5. A carbon fiber tube winding machine according to claim 4, characterized in that, The first power component (230) includes a first motor (260) and a first screw (270). The first screw (270) is rotatably mounted on the frame (100) and threadedly connected to the base (240). The first motor (260) is fixed on the frame (100) and is used to drive the first screw (270) to rotate. The rotation of the first screw (270) drives the base (240) to slide.

6. A carbon fiber tube winding machine according to claim 5, characterized in that, It also includes a first sensor (280) located between the rotating mechanism (110) and a support mechanism (170) near the rotating mechanism (110). The first sensor (280) is electrically connected to a first motor (260) near the support mechanism (170) of the rotating mechanism (110). The first sensor (280) is used to sense the winding mechanism (130) and control the first motor (260) to drive the seat (240) to move closer to and away from the carbon fiber tube (120) so that the support mechanism (170) avoids the winding mechanism (130).

7. A carbon fiber tube winding machine according to claim 6, characterized in that, It also includes a second sensor (290) located between the two support mechanisms (170), the second sensor (290) being electrically connected to the first motor (260) of one of the support mechanisms (170) located away from the rotating mechanism (110), the second sensor (290) being used to sense the winding mechanism (130) and control the first motor (260) to drive the seat (240) closer to and away from the carbon fiber tube (120) so that the support mechanism (170) avoids the winding mechanism (130).

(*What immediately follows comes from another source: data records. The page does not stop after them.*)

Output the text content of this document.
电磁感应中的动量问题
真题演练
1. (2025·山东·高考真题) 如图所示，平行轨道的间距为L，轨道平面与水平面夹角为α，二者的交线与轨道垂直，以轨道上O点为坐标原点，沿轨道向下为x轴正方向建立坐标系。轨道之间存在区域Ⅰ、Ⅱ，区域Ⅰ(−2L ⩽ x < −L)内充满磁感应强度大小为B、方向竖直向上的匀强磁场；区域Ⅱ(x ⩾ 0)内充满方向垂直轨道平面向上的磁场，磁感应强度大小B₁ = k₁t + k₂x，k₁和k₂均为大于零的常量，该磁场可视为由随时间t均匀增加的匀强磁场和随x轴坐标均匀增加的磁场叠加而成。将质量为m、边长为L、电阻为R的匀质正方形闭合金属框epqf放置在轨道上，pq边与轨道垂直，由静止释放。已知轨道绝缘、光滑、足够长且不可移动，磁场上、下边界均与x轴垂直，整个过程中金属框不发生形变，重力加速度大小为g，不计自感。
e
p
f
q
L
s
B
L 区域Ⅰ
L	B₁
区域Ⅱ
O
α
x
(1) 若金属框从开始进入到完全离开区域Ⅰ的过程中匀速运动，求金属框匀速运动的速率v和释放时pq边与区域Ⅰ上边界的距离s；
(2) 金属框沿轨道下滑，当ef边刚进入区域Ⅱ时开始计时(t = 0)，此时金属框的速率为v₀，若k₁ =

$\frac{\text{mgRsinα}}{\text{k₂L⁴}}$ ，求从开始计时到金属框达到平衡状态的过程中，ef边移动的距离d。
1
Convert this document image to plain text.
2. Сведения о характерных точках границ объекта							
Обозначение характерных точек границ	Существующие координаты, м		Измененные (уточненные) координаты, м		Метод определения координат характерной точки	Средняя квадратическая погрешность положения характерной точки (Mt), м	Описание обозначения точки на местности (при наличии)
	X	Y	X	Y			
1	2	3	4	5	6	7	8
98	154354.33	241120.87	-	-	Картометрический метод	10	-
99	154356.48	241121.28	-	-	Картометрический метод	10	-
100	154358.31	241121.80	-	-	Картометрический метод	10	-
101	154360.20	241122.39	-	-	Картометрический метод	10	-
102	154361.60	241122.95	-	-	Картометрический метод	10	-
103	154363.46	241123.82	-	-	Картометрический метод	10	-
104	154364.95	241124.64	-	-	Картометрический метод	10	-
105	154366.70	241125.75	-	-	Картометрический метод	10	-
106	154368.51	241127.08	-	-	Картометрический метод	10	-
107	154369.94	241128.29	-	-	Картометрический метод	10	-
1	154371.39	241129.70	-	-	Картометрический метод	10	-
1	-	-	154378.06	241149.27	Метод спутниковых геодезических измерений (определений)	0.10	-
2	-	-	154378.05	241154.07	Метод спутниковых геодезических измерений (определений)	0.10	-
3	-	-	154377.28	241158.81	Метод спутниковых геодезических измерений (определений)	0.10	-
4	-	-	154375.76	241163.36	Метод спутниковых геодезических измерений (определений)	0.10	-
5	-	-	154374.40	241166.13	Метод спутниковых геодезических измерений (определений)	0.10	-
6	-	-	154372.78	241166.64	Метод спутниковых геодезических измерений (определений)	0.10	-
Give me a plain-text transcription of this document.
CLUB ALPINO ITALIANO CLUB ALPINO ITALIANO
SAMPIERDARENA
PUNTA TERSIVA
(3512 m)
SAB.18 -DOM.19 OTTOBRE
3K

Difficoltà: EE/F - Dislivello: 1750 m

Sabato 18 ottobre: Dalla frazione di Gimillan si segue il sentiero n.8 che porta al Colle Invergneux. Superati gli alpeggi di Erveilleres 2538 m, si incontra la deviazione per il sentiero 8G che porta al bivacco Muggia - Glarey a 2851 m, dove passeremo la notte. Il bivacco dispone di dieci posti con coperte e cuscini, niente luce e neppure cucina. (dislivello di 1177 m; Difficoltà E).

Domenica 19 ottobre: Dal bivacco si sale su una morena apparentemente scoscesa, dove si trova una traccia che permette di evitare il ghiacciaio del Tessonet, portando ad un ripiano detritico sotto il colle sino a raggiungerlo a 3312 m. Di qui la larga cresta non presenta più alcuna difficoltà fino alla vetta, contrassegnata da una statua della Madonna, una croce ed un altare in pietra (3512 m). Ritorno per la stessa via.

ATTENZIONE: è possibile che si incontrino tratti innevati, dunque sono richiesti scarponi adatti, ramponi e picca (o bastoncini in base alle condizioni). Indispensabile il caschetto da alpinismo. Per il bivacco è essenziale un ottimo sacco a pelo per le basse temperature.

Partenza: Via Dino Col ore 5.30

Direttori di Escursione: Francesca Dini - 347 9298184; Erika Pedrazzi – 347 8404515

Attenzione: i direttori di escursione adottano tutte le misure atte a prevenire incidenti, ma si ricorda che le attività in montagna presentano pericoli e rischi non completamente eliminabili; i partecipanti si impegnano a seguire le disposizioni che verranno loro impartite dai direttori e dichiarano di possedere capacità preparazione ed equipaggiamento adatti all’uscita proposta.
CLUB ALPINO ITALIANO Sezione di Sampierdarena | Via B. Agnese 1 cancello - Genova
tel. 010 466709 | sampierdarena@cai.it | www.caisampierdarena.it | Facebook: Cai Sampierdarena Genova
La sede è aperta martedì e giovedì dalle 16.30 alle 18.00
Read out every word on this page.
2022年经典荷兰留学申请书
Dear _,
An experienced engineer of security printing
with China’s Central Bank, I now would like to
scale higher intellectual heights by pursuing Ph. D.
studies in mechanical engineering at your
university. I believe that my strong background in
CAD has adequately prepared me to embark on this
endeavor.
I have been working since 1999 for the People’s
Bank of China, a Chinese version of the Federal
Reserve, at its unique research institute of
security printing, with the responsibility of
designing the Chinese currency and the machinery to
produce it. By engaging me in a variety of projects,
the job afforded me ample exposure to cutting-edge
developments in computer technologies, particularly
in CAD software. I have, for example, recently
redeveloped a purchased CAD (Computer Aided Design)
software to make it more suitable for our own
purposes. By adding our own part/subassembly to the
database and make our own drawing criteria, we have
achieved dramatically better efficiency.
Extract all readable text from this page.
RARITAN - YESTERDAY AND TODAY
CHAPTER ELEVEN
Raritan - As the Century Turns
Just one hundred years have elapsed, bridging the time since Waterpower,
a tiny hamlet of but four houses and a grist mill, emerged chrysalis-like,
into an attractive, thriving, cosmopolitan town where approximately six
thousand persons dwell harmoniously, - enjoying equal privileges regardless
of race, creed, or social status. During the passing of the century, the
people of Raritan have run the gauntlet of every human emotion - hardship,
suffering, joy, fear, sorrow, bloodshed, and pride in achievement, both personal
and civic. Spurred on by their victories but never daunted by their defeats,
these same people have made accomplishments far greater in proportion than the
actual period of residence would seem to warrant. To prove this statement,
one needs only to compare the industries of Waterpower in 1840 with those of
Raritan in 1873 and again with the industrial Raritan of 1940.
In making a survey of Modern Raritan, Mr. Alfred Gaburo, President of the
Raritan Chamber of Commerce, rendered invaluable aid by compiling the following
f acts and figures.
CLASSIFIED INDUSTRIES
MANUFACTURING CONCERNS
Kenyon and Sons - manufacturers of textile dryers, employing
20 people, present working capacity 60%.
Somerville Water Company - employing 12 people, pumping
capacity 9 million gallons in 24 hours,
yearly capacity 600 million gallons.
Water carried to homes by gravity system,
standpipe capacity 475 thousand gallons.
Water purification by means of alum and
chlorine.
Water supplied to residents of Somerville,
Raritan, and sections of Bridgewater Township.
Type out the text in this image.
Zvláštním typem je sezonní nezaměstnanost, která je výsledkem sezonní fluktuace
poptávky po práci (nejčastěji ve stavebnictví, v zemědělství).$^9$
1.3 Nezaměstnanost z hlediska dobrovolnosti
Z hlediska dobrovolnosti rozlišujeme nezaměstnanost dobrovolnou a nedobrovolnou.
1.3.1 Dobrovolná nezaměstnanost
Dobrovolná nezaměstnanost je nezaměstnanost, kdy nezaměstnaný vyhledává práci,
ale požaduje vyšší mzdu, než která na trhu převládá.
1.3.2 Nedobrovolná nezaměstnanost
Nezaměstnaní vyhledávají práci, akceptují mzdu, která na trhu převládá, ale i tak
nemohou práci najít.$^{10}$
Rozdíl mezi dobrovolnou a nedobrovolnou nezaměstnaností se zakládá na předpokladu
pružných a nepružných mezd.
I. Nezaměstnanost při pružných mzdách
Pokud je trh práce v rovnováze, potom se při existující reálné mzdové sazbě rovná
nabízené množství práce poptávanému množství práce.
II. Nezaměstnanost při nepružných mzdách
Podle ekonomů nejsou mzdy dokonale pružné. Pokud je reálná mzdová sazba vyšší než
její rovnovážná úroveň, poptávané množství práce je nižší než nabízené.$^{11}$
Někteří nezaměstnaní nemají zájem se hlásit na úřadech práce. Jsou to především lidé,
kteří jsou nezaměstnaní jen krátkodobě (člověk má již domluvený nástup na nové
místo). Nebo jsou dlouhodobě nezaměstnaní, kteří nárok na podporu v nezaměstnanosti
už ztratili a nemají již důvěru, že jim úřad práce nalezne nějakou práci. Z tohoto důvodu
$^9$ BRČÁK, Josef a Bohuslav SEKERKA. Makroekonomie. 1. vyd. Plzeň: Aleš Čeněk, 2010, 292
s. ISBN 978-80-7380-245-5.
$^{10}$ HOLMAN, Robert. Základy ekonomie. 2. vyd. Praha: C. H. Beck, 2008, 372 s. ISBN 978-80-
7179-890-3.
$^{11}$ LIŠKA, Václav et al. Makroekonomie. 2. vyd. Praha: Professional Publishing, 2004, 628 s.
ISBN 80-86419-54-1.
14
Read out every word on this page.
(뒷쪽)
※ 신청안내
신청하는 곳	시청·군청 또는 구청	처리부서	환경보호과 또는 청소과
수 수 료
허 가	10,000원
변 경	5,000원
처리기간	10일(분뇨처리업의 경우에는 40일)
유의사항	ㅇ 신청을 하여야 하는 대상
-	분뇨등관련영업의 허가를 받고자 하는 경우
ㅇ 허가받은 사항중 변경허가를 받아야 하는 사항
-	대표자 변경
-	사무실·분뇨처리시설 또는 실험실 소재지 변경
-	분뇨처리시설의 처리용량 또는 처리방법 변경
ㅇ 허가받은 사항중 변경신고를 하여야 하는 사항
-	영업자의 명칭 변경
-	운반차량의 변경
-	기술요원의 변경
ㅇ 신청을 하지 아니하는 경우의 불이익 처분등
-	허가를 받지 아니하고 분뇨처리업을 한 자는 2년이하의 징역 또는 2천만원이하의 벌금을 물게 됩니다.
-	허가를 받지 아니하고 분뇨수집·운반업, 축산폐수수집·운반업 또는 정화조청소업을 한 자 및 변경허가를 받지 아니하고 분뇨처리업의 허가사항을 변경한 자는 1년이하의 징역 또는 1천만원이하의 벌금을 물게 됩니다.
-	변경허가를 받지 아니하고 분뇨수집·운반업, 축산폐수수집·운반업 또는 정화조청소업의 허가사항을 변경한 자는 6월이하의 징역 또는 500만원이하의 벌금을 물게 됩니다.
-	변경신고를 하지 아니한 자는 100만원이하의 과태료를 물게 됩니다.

8. A carbon fiber tube winding machine according to claim 1, characterized in that, The drive assembly (160) includes a second motor (300) and a second screw (310). The second screw (310) is rotatably mounted on the frame (100) and threadedly connected to the sliding frame (140). The second motor (300) is fixed on the frame (100) and is used to drive the second screw (310) to rotate. The rotation of the second screw (310) drives the sliding frame (140) to move.

9. A carbon fiber tube winding machine according to claim 1, characterized in that, The tape supply assembly (150) includes a tape roll mounting disc (320) rotatably mounted on the sliding frame (140) and a plurality of guide rollers (330). The tape roll mounting disc (320) is used to install and store tape rolls and release winding tape. The plurality of guide rollers (330) sequentially support the winding tape to guide the winding tape.

10. A carbon fiber tube winding machine according to claim 9, characterized in that, The tape supply assembly (150) further includes a clamping roller group (340) located between the guide roller (330) and the carbon fiber tube (120). The clamping roller group (340) includes two clamping rollers rotatably mounted on the sliding frame (140), which cooperate to clamp the winding tape.